Old New Labour
Owen Smith represents this Blairite political culture which, unencumbered by political principles, will tack in any direction that predicts political success. Hence his and his Blairite backers, move towards the new socialist Zeitgeist personified by Corbyn. This could just as easily have been a tack towards UKIP and in fact often, to optimise this opportunist approach, the political conservatives try to include as many rhetorical positions as possible from both the left and the right (just read an item by Stephen Kinnock calling on the Labour Party to put limits on free movement of labour because it has nothing to do with Labour values, according to him limits to immigration can be undertaken without a guilty conscience as they would, under Labour, be undertaken purely for economic reasons and not be pandering to UKIP supporters). Smith has already talked about the empathy he feels towards those feeling threatened by immigration. He quotes his wife, a teacher, reporting to him about the pressures on local schools from “significant numbers into South Wales of people fleeing the Middle East”. But this tidal wave of refugees turns out to number 78. But not 78 in her town but 78 in the whole of Wales!
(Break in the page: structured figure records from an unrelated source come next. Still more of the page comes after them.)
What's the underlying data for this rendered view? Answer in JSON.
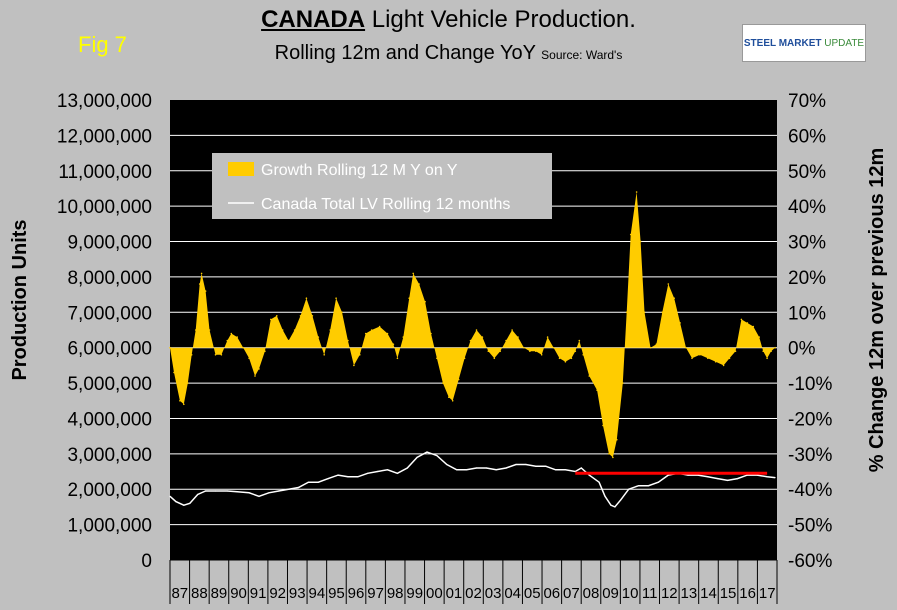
{
  "header": {
    "fig_label": "Fig 7",
    "title_strong": "CANADA",
    "title_rest": " Light Vehicle Production.",
    "subtitle": "Rolling 12m and Change YoY",
    "source": "Source: Ward's",
    "logo_text_bold": "STEEL MARKET",
    "logo_text_rest": "UPDATE"
  },
  "chart_data": {
    "type": "area",
    "ylabel": "Production Units",
    "y2label": "% Change 12m over previous 12m",
    "ylim": [
      0,
      13000000
    ],
    "y2lim": [
      -60,
      70
    ],
    "y_ticks": [
      "13,000,000",
      "12,000,000",
      "11,000,000",
      "10,000,000",
      "9,000,000",
      "8,000,000",
      "7,000,000",
      "6,000,000",
      "5,000,000",
      "4,000,000",
      "3,000,000",
      "2,000,000",
      "1,000,000",
      "0"
    ],
    "y2_ticks": [
      "70%",
      "60%",
      "50%",
      "40%",
      "30%",
      "20%",
      "10%",
      "0%",
      "-10%",
      "-20%",
      "-30%",
      "-40%",
      "-50%",
      "-60%"
    ],
    "x_ticks": [
      "87",
      "88",
      "89",
      "90",
      "91",
      "92",
      "93",
      "94",
      "95",
      "96",
      "97",
      "98",
      "99",
      "00",
      "01",
      "02",
      "03",
      "04",
      "05",
      "06",
      "07",
      "08",
      "09",
      "10",
      "11",
      "12",
      "13",
      "14",
      "15",
      "16",
      "17"
    ],
    "legend": [
      "Growth Rolling 12 M Y on Y",
      "Canada Total LV Rolling 12 months"
    ],
    "colors": {
      "growth": "#ffcc00",
      "total": "#ffffff",
      "reference": "#ff0000",
      "plot_bg": "#000000"
    },
    "x_start": 1986.9,
    "x_end": 2017.6,
    "growth_series": {
      "name": "Growth Rolling 12 M Y on Y",
      "points": [
        [
          1986.9,
          0
        ],
        [
          1987.1,
          -7
        ],
        [
          1987.4,
          -15
        ],
        [
          1987.6,
          -16
        ],
        [
          1987.8,
          -10
        ],
        [
          1988.0,
          -2
        ],
        [
          1988.2,
          5
        ],
        [
          1988.4,
          18
        ],
        [
          1988.5,
          21
        ],
        [
          1988.7,
          16
        ],
        [
          1988.9,
          5
        ],
        [
          1989.2,
          -2
        ],
        [
          1989.5,
          -2
        ],
        [
          1989.8,
          2
        ],
        [
          1990.0,
          4
        ],
        [
          1990.3,
          3
        ],
        [
          1990.6,
          0
        ],
        [
          1990.9,
          -3
        ],
        [
          1991.2,
          -8
        ],
        [
          1991.4,
          -6
        ],
        [
          1991.7,
          -1
        ],
        [
          1992.0,
          8
        ],
        [
          1992.3,
          9
        ],
        [
          1992.6,
          5
        ],
        [
          1992.9,
          2
        ],
        [
          1993.2,
          5
        ],
        [
          1993.5,
          9
        ],
        [
          1993.8,
          14
        ],
        [
          1994.1,
          9
        ],
        [
          1994.4,
          3
        ],
        [
          1994.7,
          -2
        ],
        [
          1995.0,
          5
        ],
        [
          1995.3,
          14
        ],
        [
          1995.6,
          10
        ],
        [
          1995.9,
          2
        ],
        [
          1996.2,
          -5
        ],
        [
          1996.5,
          -2
        ],
        [
          1996.8,
          4
        ],
        [
          1997.1,
          5
        ],
        [
          1997.5,
          6
        ],
        [
          1997.9,
          4
        ],
        [
          1998.2,
          1
        ],
        [
          1998.4,
          -3
        ],
        [
          1998.7,
          3
        ],
        [
          1999.0,
          14
        ],
        [
          1999.2,
          21
        ],
        [
          1999.5,
          18
        ],
        [
          1999.8,
          13
        ],
        [
          2000.1,
          4
        ],
        [
          2000.4,
          -3
        ],
        [
          2000.7,
          -10
        ],
        [
          2001.0,
          -14
        ],
        [
          2001.2,
          -15
        ],
        [
          2001.5,
          -9
        ],
        [
          2001.8,
          -3
        ],
        [
          2002.1,
          2
        ],
        [
          2002.4,
          5
        ],
        [
          2002.7,
          3
        ],
        [
          2003.0,
          -1
        ],
        [
          2003.3,
          -3
        ],
        [
          2003.6,
          -1
        ],
        [
          2003.9,
          2
        ],
        [
          2004.2,
          5
        ],
        [
          2004.5,
          3
        ],
        [
          2004.8,
          0
        ],
        [
          2005.1,
          -1
        ],
        [
          2005.4,
          -1
        ],
        [
          2005.7,
          -2
        ],
        [
          2006.0,
          3
        ],
        [
          2006.3,
          0
        ],
        [
          2006.6,
          -3
        ],
        [
          2006.9,
          -4
        ],
        [
          2007.2,
          -3
        ],
        [
          2007.4,
          -1
        ],
        [
          2007.6,
          2
        ],
        [
          2007.8,
          -2
        ],
        [
          2008.1,
          -8
        ],
        [
          2008.5,
          -12
        ],
        [
          2008.8,
          -22
        ],
        [
          2009.1,
          -30
        ],
        [
          2009.3,
          -31
        ],
        [
          2009.5,
          -26
        ],
        [
          2009.8,
          -10
        ],
        [
          2010.0,
          10
        ],
        [
          2010.2,
          32
        ],
        [
          2010.5,
          44
        ],
        [
          2010.7,
          30
        ],
        [
          2010.9,
          10
        ],
        [
          2011.2,
          0
        ],
        [
          2011.5,
          1
        ],
        [
          2011.8,
          10
        ],
        [
          2012.1,
          18
        ],
        [
          2012.4,
          14
        ],
        [
          2012.7,
          7
        ],
        [
          2013.0,
          0
        ],
        [
          2013.3,
          -3
        ],
        [
          2013.7,
          -2
        ],
        [
          2014.1,
          -3
        ],
        [
          2014.5,
          -4
        ],
        [
          2014.9,
          -5
        ],
        [
          2015.2,
          -3
        ],
        [
          2015.5,
          -1
        ],
        [
          2015.8,
          8
        ],
        [
          2016.1,
          7
        ],
        [
          2016.4,
          6
        ],
        [
          2016.7,
          3
        ],
        [
          2016.9,
          -1
        ],
        [
          2017.1,
          -3
        ],
        [
          2017.3,
          -1
        ],
        [
          2017.5,
          0
        ]
      ]
    },
    "total_series": {
      "name": "Canada Total LV Rolling 12 months",
      "points": [
        [
          1986.9,
          1800000
        ],
        [
          1987.2,
          1650000
        ],
        [
          1987.6,
          1550000
        ],
        [
          1987.9,
          1600000
        ],
        [
          1988.3,
          1850000
        ],
        [
          1988.7,
          1950000
        ],
        [
          1989.2,
          1950000
        ],
        [
          1989.8,
          1950000
        ],
        [
          1990.3,
          1930000
        ],
        [
          1990.9,
          1900000
        ],
        [
          1991.4,
          1800000
        ],
        [
          1991.9,
          1900000
        ],
        [
          1992.4,
          1950000
        ],
        [
          1992.9,
          2000000
        ],
        [
          1993.4,
          2050000
        ],
        [
          1993.9,
          2200000
        ],
        [
          1994.4,
          2200000
        ],
        [
          1994.9,
          2300000
        ],
        [
          1995.4,
          2400000
        ],
        [
          1995.9,
          2350000
        ],
        [
          1996.4,
          2350000
        ],
        [
          1996.9,
          2450000
        ],
        [
          1997.4,
          2500000
        ],
        [
          1997.9,
          2550000
        ],
        [
          1998.4,
          2450000
        ],
        [
          1998.9,
          2600000
        ],
        [
          1999.4,
          2900000
        ],
        [
          1999.9,
          3050000
        ],
        [
          2000.4,
          2950000
        ],
        [
          2000.9,
          2700000
        ],
        [
          2001.4,
          2550000
        ],
        [
          2001.9,
          2550000
        ],
        [
          2002.4,
          2600000
        ],
        [
          2002.9,
          2600000
        ],
        [
          2003.4,
          2550000
        ],
        [
          2003.9,
          2600000
        ],
        [
          2004.4,
          2700000
        ],
        [
          2004.9,
          2700000
        ],
        [
          2005.4,
          2650000
        ],
        [
          2005.9,
          2650000
        ],
        [
          2006.4,
          2550000
        ],
        [
          2006.9,
          2550000
        ],
        [
          2007.4,
          2500000
        ],
        [
          2007.7,
          2600000
        ],
        [
          2008.1,
          2400000
        ],
        [
          2008.6,
          2200000
        ],
        [
          2008.9,
          1800000
        ],
        [
          2009.2,
          1550000
        ],
        [
          2009.4,
          1500000
        ],
        [
          2009.7,
          1700000
        ],
        [
          2010.1,
          2000000
        ],
        [
          2010.6,
          2100000
        ],
        [
          2011.1,
          2100000
        ],
        [
          2011.6,
          2200000
        ],
        [
          2012.1,
          2400000
        ],
        [
          2012.6,
          2450000
        ],
        [
          2013.1,
          2400000
        ],
        [
          2013.6,
          2400000
        ],
        [
          2014.1,
          2350000
        ],
        [
          2014.6,
          2300000
        ],
        [
          2015.1,
          2250000
        ],
        [
          2015.6,
          2300000
        ],
        [
          2016.1,
          2400000
        ],
        [
          2016.6,
          2400000
        ],
        [
          2017.1,
          2350000
        ],
        [
          2017.5,
          2330000
        ]
      ]
    },
    "reference_line": {
      "y": 2450000,
      "x_from": 2007.4,
      "x_to": 2017.1
    }
  }
}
This politics is the politics of reaction and redefines what it means to be a politician. It argues that their role is to understand public opinion and move policy towards it rather than persuade the public to their view. For progressives this is a disastrous tactic as public opinion (without an opposing public political narrative) is mediated by a rightwing press and media. It is the press, media and establishment commentators who establish what are the acceptable parameters of political discourse and because they fear that Corbyn might overturn what they say are legitimate arguments and who are the legitimate targets of those arguments, everything including the kitchen sink will, if it hasn’t already been, be thrown at him.